Bu bağlamda ders içerikleri konusundaki değişikliği henüz bilmiyoruz.
***
Açıkçası bu noktada eğitim konusunda iki temel soru karşımızda durmaktadır.
İlki eğitimin ideolojik boyutu, ikincisi ise eğitim sisteminin ekonomi ile doğrudan ilgisi.
Her şeyden önce şu tespiti yapalım; eğitim hiçbir zaman nötr bir kavram olmamış ve ülkedeki hakim siyasi iklim, o iklimin dayandığı ideoloji ile doğrudan bağlantılıdır.
Siyasi iklim yani ideolojik form değiştikçe eğitim sistemi de değişmektedir. Ve bu değişim, salt AKP siyasi iktidarına özgü değildir.

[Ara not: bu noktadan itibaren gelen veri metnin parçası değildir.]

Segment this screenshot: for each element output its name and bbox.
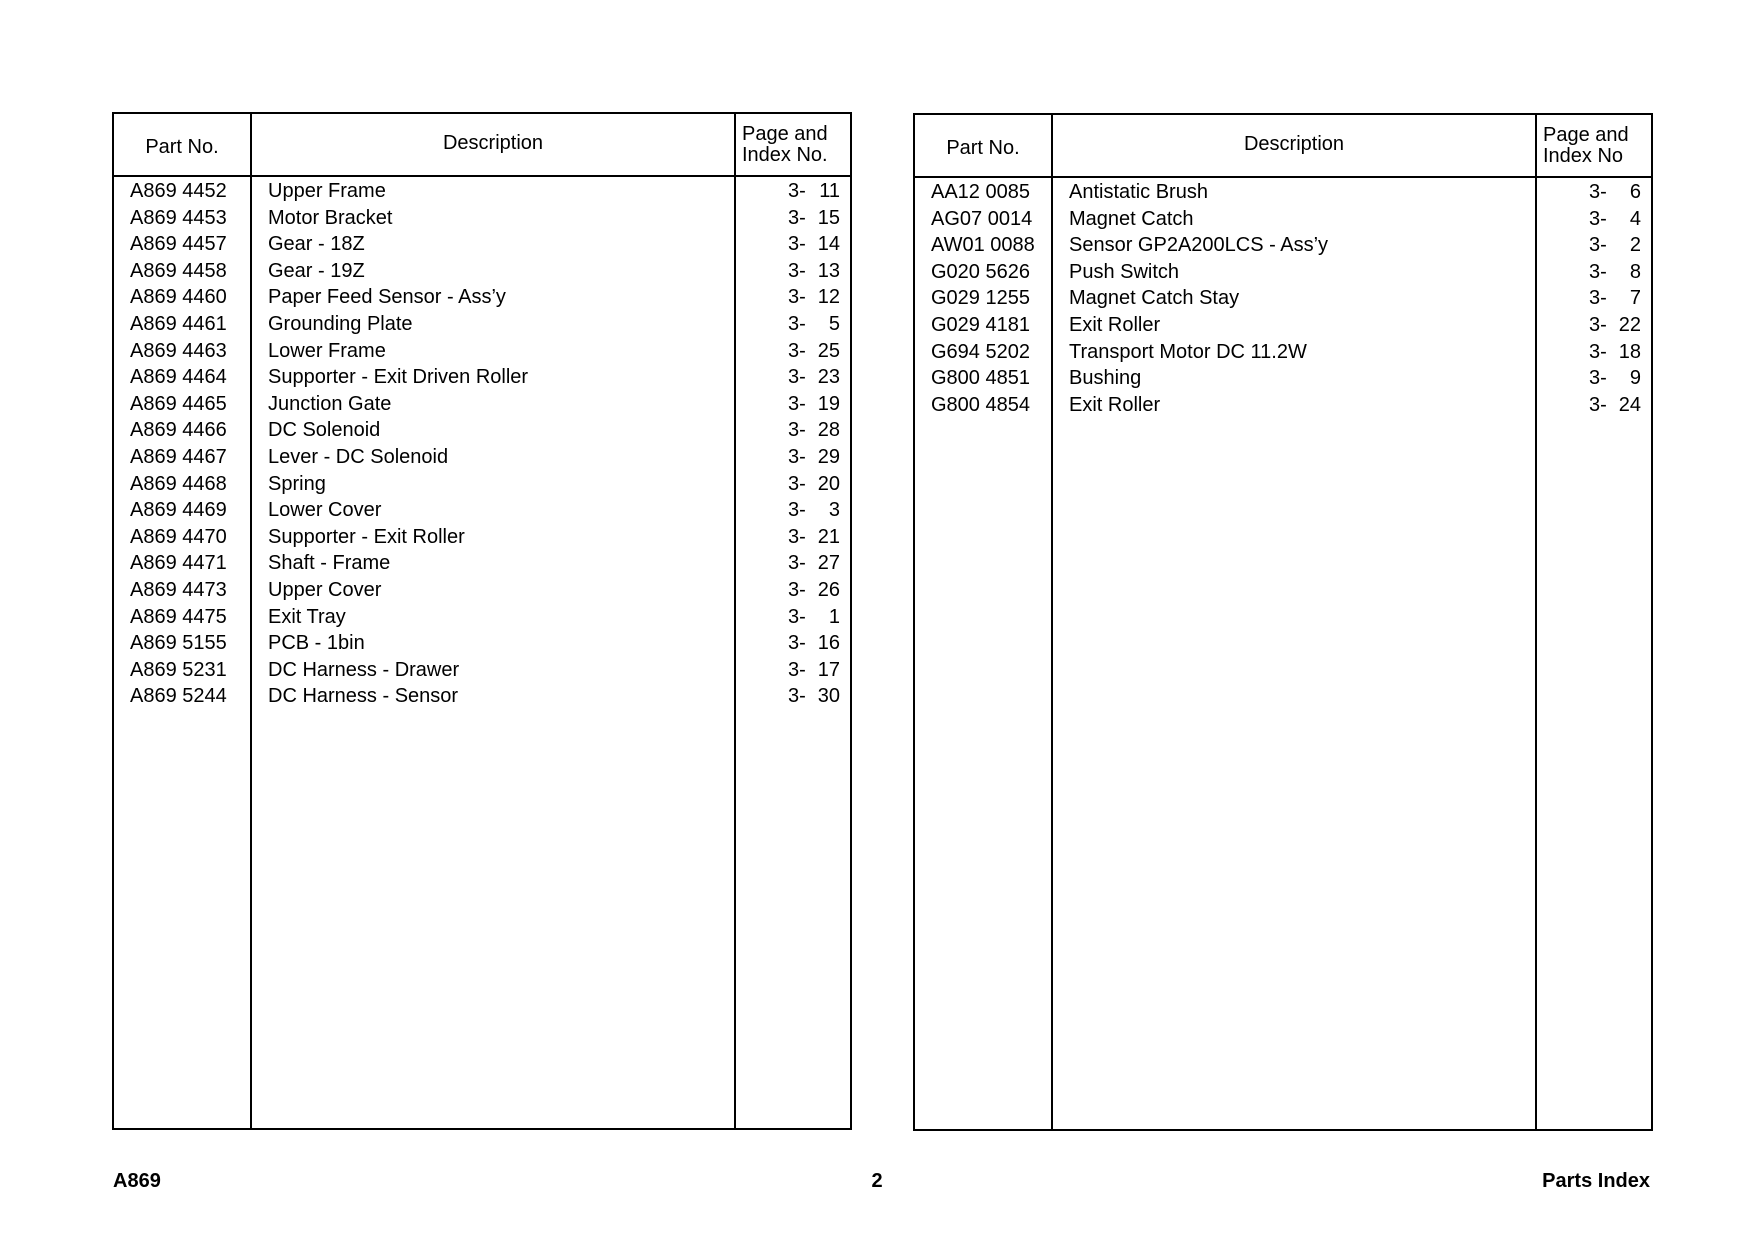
part-number-cell: A869 5231	[130, 658, 227, 681]
index-cell: 17	[817, 658, 840, 681]
page-cell: 3-	[788, 445, 806, 468]
part-number-cell: G800 4851	[931, 367, 1030, 390]
description-cell: Magnet Catch	[1069, 207, 1194, 230]
index-cell: 7	[1629, 287, 1641, 310]
table-row	[114, 497, 850, 524]
description-cell: Supporter - Exit Roller	[268, 525, 465, 548]
page-cell: 3-	[788, 605, 806, 628]
page-cell: 3-	[1589, 207, 1607, 230]
table-body	[915, 179, 1651, 418]
page-cell: 3-	[1589, 287, 1607, 310]
table-row	[114, 205, 850, 232]
table-row	[114, 657, 850, 684]
description-cell: Lower Cover	[268, 499, 382, 522]
table-row	[114, 231, 850, 258]
page-cell: 3-	[1589, 234, 1607, 257]
part-number-cell: A869 5244	[130, 685, 227, 708]
description-cell: Grounding Plate	[268, 312, 413, 335]
index-cell: 3	[828, 499, 840, 522]
description-cell: Push Switch	[1069, 260, 1180, 283]
index-cell: 21	[817, 525, 840, 548]
page-cell: 3-	[788, 180, 806, 202]
part-number-cell: A869 4461	[130, 312, 227, 335]
page-cell: 3-	[788, 392, 806, 415]
table-row	[915, 339, 1651, 366]
part-number-cell: A869 4468	[130, 472, 227, 495]
page-cell: 3-	[788, 286, 806, 309]
part-number-cell: G029 4181	[931, 313, 1030, 336]
footer-section-title: Parts Index	[1542, 1170, 1650, 1192]
header-page-index: Page and Index No.	[742, 122, 828, 166]
description-cell: DC Harness - Drawer	[268, 658, 460, 681]
page-cell: 3-	[788, 658, 806, 681]
part-number-cell: A869 4473	[130, 578, 227, 601]
part-number-cell: AA12 0085	[931, 181, 1030, 203]
part-number-cell: G020 5626	[931, 260, 1030, 283]
index-cell: 8	[1629, 260, 1641, 283]
index-cell: 22	[1618, 313, 1641, 336]
page-cell: 3-	[788, 499, 806, 522]
table-row	[915, 392, 1651, 419]
description-cell: Sensor GP2A200LCS - Ass’y	[1069, 234, 1329, 257]
footer-model: A869	[113, 1170, 161, 1192]
page-cell: 3-	[788, 632, 806, 655]
page-cell: 3-	[788, 578, 806, 601]
header-divider	[915, 176, 1651, 178]
description-cell: Magnet Catch Stay	[1069, 287, 1240, 310]
table-row	[915, 206, 1651, 233]
table-body	[114, 178, 850, 710]
description-cell: Exit Tray	[268, 605, 346, 628]
index-cell: 28	[817, 419, 840, 442]
description-cell: Upper Cover	[268, 578, 382, 601]
part-number-cell: A869 4469	[130, 499, 227, 522]
page-cell: 3-	[788, 206, 806, 229]
index-cell: 12	[817, 286, 840, 309]
header-part-no: Part No.	[145, 136, 219, 158]
description-cell: Junction Gate	[268, 392, 392, 415]
page-cell: 3-	[788, 525, 806, 548]
index-cell: 19	[817, 392, 840, 415]
part-number-cell: A869 5155	[130, 632, 227, 655]
index-cell: 2	[1629, 234, 1641, 257]
description-cell: Lever - DC Solenoid	[268, 445, 449, 468]
index-cell: 20	[817, 472, 840, 495]
page-cell: 3-	[788, 419, 806, 442]
index-cell: 4	[1629, 207, 1641, 230]
table-row	[114, 311, 850, 338]
description-cell: Gear - 18Z	[268, 233, 365, 256]
header-description: Description	[1243, 133, 1345, 155]
footer-page-number: 2	[871, 1170, 883, 1192]
part-number-cell: A869 4458	[130, 259, 227, 282]
part-number-cell: A869 4464	[130, 366, 227, 389]
page-cell: 3-	[1589, 181, 1607, 203]
index-cell: 9	[1629, 367, 1641, 390]
table-row	[114, 284, 850, 311]
index-cell: 14	[817, 233, 840, 256]
index-cell: 15	[817, 206, 840, 229]
index-cell: 27	[817, 552, 840, 575]
description-cell: DC Harness - Sensor	[268, 685, 459, 708]
table-row	[915, 259, 1651, 286]
parts-table-right	[913, 113, 1653, 1131]
index-cell: 29	[817, 445, 840, 468]
table-row	[114, 577, 850, 604]
table-row	[114, 338, 850, 365]
page-cell: 3-	[788, 552, 806, 575]
header-description: Description	[442, 132, 544, 154]
table-row	[915, 232, 1651, 259]
part-number-cell: A869 4471	[130, 552, 227, 575]
page-cell: 3-	[788, 685, 806, 708]
index-cell: 13	[817, 259, 840, 282]
page-cell: 3-	[1589, 367, 1607, 390]
part-number-cell: G800 4854	[931, 393, 1030, 416]
table-row	[114, 471, 850, 498]
table-row	[915, 285, 1651, 312]
description-cell: Gear - 19Z	[268, 259, 365, 282]
index-cell: 18	[1618, 340, 1641, 363]
description-cell: Upper Frame	[268, 180, 386, 202]
page-cell: 3-	[788, 312, 806, 335]
table-row	[915, 179, 1651, 206]
part-number-cell: A869 4467	[130, 445, 227, 468]
table-row	[915, 365, 1651, 392]
index-cell: 6	[1629, 181, 1641, 203]
part-number-cell: A869 4453	[130, 206, 227, 229]
description-cell: Exit Roller	[1069, 313, 1161, 336]
part-number-cell: A869 4457	[130, 233, 227, 256]
page-cell: 3-	[1589, 313, 1607, 336]
description-cell: PCB - 1bin	[268, 632, 365, 655]
table-row	[114, 417, 850, 444]
description-cell: Transport Motor DC 11.2W	[1069, 340, 1307, 363]
header-divider	[114, 175, 850, 177]
table-row	[114, 444, 850, 471]
index-cell: 11	[819, 180, 840, 202]
description-cell: Motor Bracket	[268, 206, 393, 229]
page-cell: 3-	[788, 233, 806, 256]
header-part-no: Part No.	[946, 137, 1020, 159]
description-cell: Bushing	[1069, 367, 1142, 390]
table-row	[114, 604, 850, 631]
description-cell: Exit Roller	[1069, 393, 1161, 416]
table-row	[114, 524, 850, 551]
header-page-index: Page and Index No	[1543, 123, 1629, 167]
index-cell: 24	[1618, 393, 1641, 416]
table-row	[114, 258, 850, 285]
part-number-cell: A869 4466	[130, 419, 227, 442]
index-cell: 1	[828, 605, 840, 628]
parts-table-left	[112, 112, 852, 1130]
part-number-cell: A869 4460	[130, 286, 227, 309]
part-number-cell: A869 4470	[130, 525, 227, 548]
index-cell: 5	[828, 312, 840, 335]
table-row	[114, 550, 850, 577]
part-number-cell: G694 5202	[931, 340, 1030, 363]
page-cell: 3-	[788, 366, 806, 389]
description-cell: Spring	[268, 472, 326, 495]
part-number-cell: G029 1255	[931, 287, 1030, 310]
description-cell: DC Solenoid	[268, 419, 381, 442]
index-cell: 30	[817, 685, 840, 708]
part-number-cell: A869 4465	[130, 392, 227, 415]
description-cell: Lower Frame	[268, 339, 386, 362]
index-cell: 25	[817, 339, 840, 362]
part-number-cell: AW01 0088	[931, 234, 1035, 257]
description-cell: Paper Feed Sensor - Ass’y	[268, 286, 506, 309]
part-number-cell: A869 4463	[130, 339, 227, 362]
table-row	[114, 364, 850, 391]
part-number-cell: A869 4475	[130, 605, 227, 628]
part-number-cell: AG07 0014	[931, 207, 1033, 230]
page-cell: 3-	[1589, 260, 1607, 283]
part-number-cell: A869 4452	[130, 180, 227, 202]
page-cell: 3-	[788, 339, 806, 362]
table-row	[114, 630, 850, 657]
description-cell: Supporter - Exit Driven Roller	[268, 366, 529, 389]
table-row	[915, 312, 1651, 339]
table-row	[114, 683, 850, 710]
table-row	[114, 178, 850, 205]
page-cell: 3-	[788, 472, 806, 495]
table-row	[114, 391, 850, 418]
page-cell: 3-	[788, 259, 806, 282]
index-cell: 26	[817, 578, 840, 601]
index-cell: 16	[817, 632, 840, 655]
index-cell: 23	[817, 366, 840, 389]
page-cell: 3-	[1589, 340, 1607, 363]
description-cell: Shaft - Frame	[268, 552, 391, 575]
page-cell: 3-	[1589, 393, 1607, 416]
description-cell: Antistatic Brush	[1069, 181, 1208, 203]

Türkiye’de eğitim sistemi, Cumhuriyetin kuruluşundan bu yana farklı dönemlerde sistem olarak da, içerik olarak da sürekli değişime uğramıştır.
Sonuçta eğitimin amacı devletin sahiplendiği ideolojik sisteme uygun bireyler yetiştirmesi hedeflenmektedir. O açıdan Türkiye’de eğitim sistemi ve ders içeriklerinin değişimin izleri, ülkedeki ideolojik ve siyasi dönüşümle doğrudan bağlantılıdır.

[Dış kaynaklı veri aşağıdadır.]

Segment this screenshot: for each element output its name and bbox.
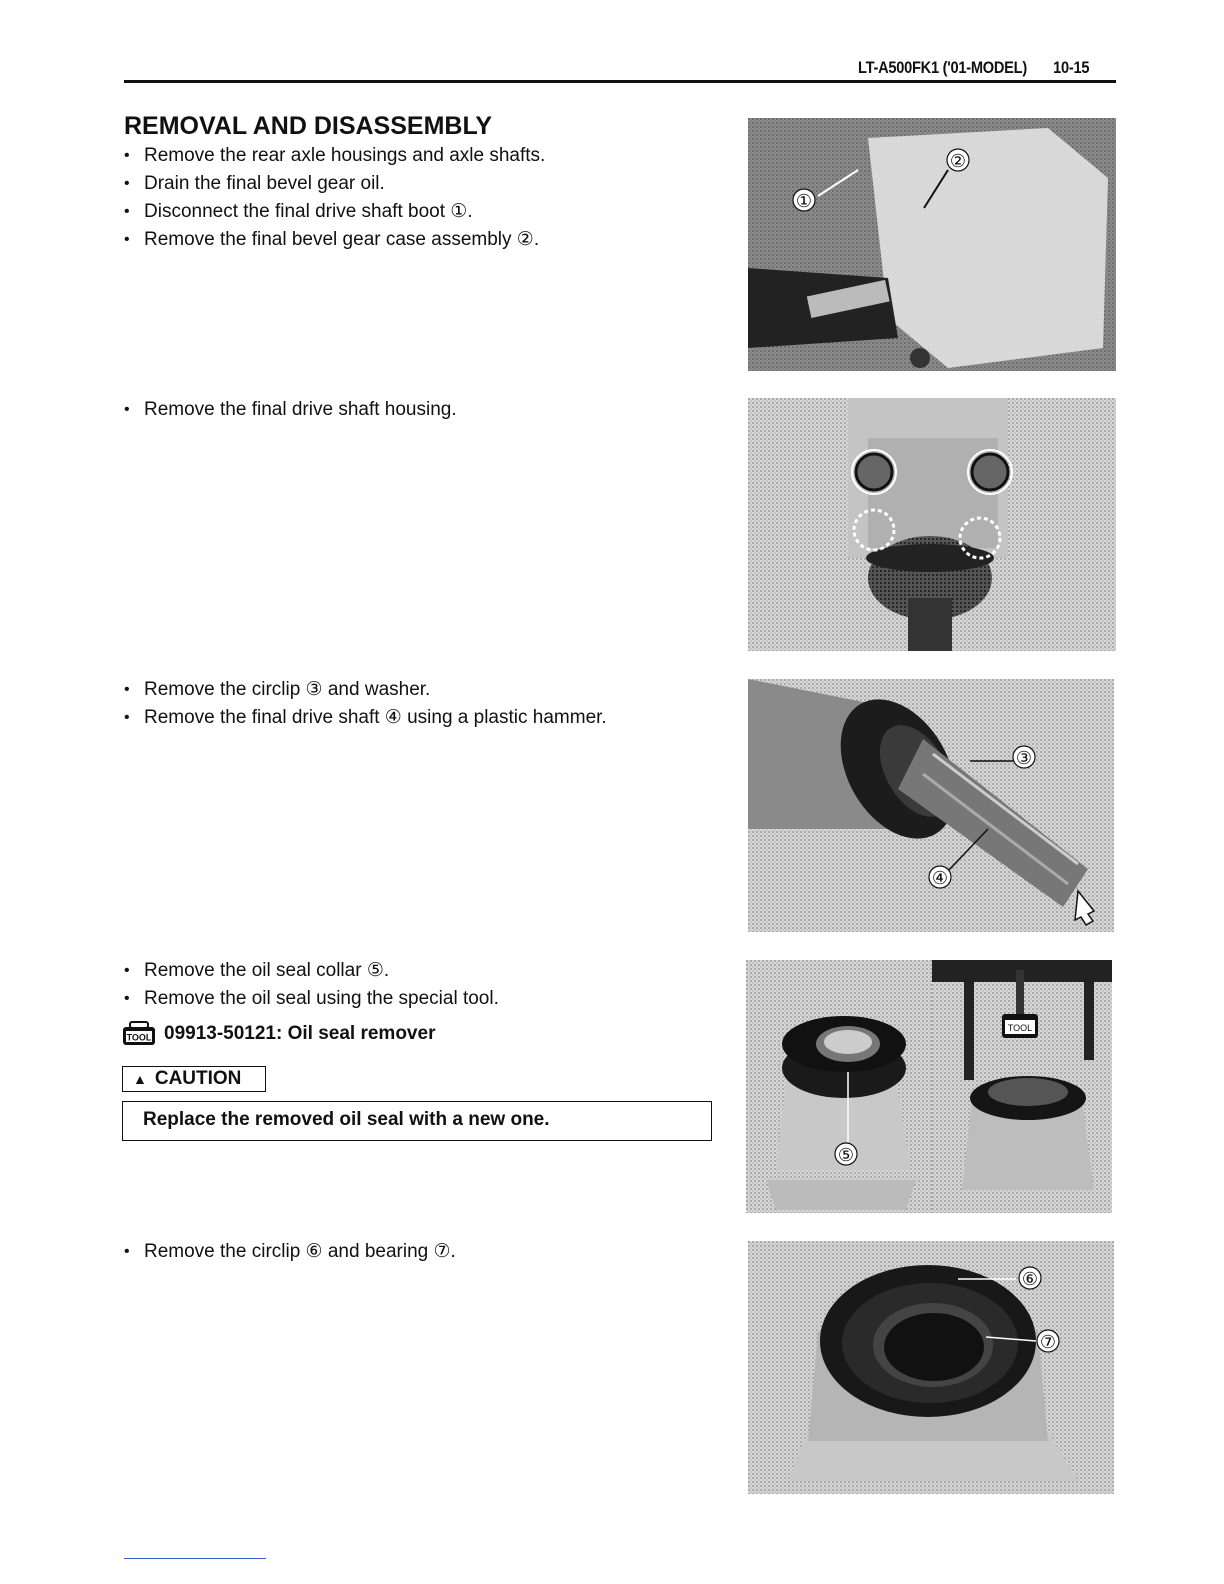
- tool-icon: [122, 1021, 156, 1046]
- caution-label: [122, 1066, 266, 1092]
- tool-icon-text: TOOL: [126, 1032, 152, 1043]
- step-list-4: [124, 957, 499, 1013]
- photo-final-drive-shaft: [748, 679, 1114, 932]
- step-item: • Remove the circlip ③ and washer.: [124, 676, 607, 704]
- warning-icon: ▲: [133, 1071, 147, 1087]
- label-4: ④: [931, 868, 949, 889]
- special-tool-line: [122, 1021, 435, 1046]
- label-6: ⑥: [1021, 1269, 1039, 1290]
- footer-link-line: [124, 1558, 266, 1559]
- step-list-5: [124, 1238, 456, 1266]
- photo-oil-seal-remover: [932, 960, 1112, 1213]
- model-name: LT-A500FK1 ('01-MODEL): [858, 58, 1027, 77]
- label-7: ⑦: [1039, 1332, 1057, 1353]
- step-item: • Remove the circlip ⑥ and bearing ⑦.: [124, 1238, 456, 1266]
- header-rule: [124, 80, 1116, 83]
- step-item: • Remove the oil seal collar ⑤.: [124, 957, 499, 985]
- step-item: • Drain the final bevel gear oil.: [124, 170, 545, 198]
- section-title: REMOVAL AND DISASSEMBLY: [124, 112, 493, 140]
- label-5: ⑤: [837, 1145, 855, 1166]
- photo-oil-seal-collar: [746, 960, 932, 1213]
- step-item: • Remove the oil seal using the special tool.: [124, 985, 499, 1013]
- caution-box: [122, 1101, 712, 1141]
- step-list-3: [124, 676, 607, 732]
- caution-text: Replace the removed oil seal with a new one.: [143, 1109, 550, 1130]
- label-1: ①: [795, 191, 813, 212]
- label-2: ②: [949, 151, 967, 172]
- photo-circlip-bearing: [748, 1241, 1114, 1494]
- page-header: [858, 58, 1089, 78]
- photo-drive-shaft-housing: [748, 398, 1116, 651]
- tool-text: 09913-50121: Oil seal remover: [164, 1022, 436, 1044]
- caution-label-text: CAUTION: [154, 1068, 242, 1089]
- step-item: • Remove the rear axle housings and axle shafts.: [124, 142, 545, 170]
- step-item: • Remove the final drive shaft ④ using a plastic hammer.: [124, 704, 607, 732]
- label-3: ③: [1015, 748, 1033, 769]
- step-list-2: [124, 396, 457, 424]
- step-item: • Disconnect the final drive shaft boot ①.: [124, 198, 545, 226]
- tool-photo-label: TOOL: [1007, 1023, 1033, 1033]
- photo-bevel-gear-case: [748, 118, 1116, 371]
- step-item: • Remove the final drive shaft housing.: [124, 396, 457, 424]
- step-item: • Remove the final bevel gear case assembly ②.: [124, 226, 545, 254]
- page-number: 10-15: [1053, 58, 1090, 77]
- step-list-1: [124, 142, 545, 254]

Tabi eğitim sistemindeki değişimler, ülkedeki ekonomik dönüşümle de eş zamanlı yaşanmaktadır.
Bu konuyu ideolojik süreklilik içinde açıklayan önemli bir akademik çalışmayı burada anmak ve okunmasını tavsiye ederim. Bu çalışma, Umut Şahverdi’nin NotaBene Yayınları’ndan çıkan Kemalizmden İslamcılığa: Türkiye’de Devlet İdeolojisinin Dönüşümü (Çeviren: Nihat Koçyiğit) kitabıdır.
Kitap eğitim sistemi üzerinden devletin ideolojik dönüşümünü ele alıyor. Şaherdi’nin kitabı devlet ideolojisindeki dönüşümün salt kültürel değil, ekonomik temelli olduğunu tespitinden hareketle; makro düzeyde “Kemalizm’den İslamcılığa” geçişin, aynı zamanda “devletçi ekonomiden neoliberal piyasa düzenine” geçiş olduğu tespitini yapıyor.
Bu açıdan eğitim sisteminin değişiminin hedefini anlamak çok zor değil.
Sonuç olarak, iktidar eğitim sistemini ideolojik tercihlerine uygun biçimde dönüştürüyor. Bunu yaparken eğitim sistemini dünya ile rekabete edebilecek şekilde değil, iktidarını sürdürme hedefine uygun olarak, sınıf atlama aracı olmaktan çıkararak gençleri ailelerinin sahip olduklarını korumaya indirgeyen bir gelecek sunmaktadır.
Sistem ne olursa olsun, eğitimin gerçeği budur.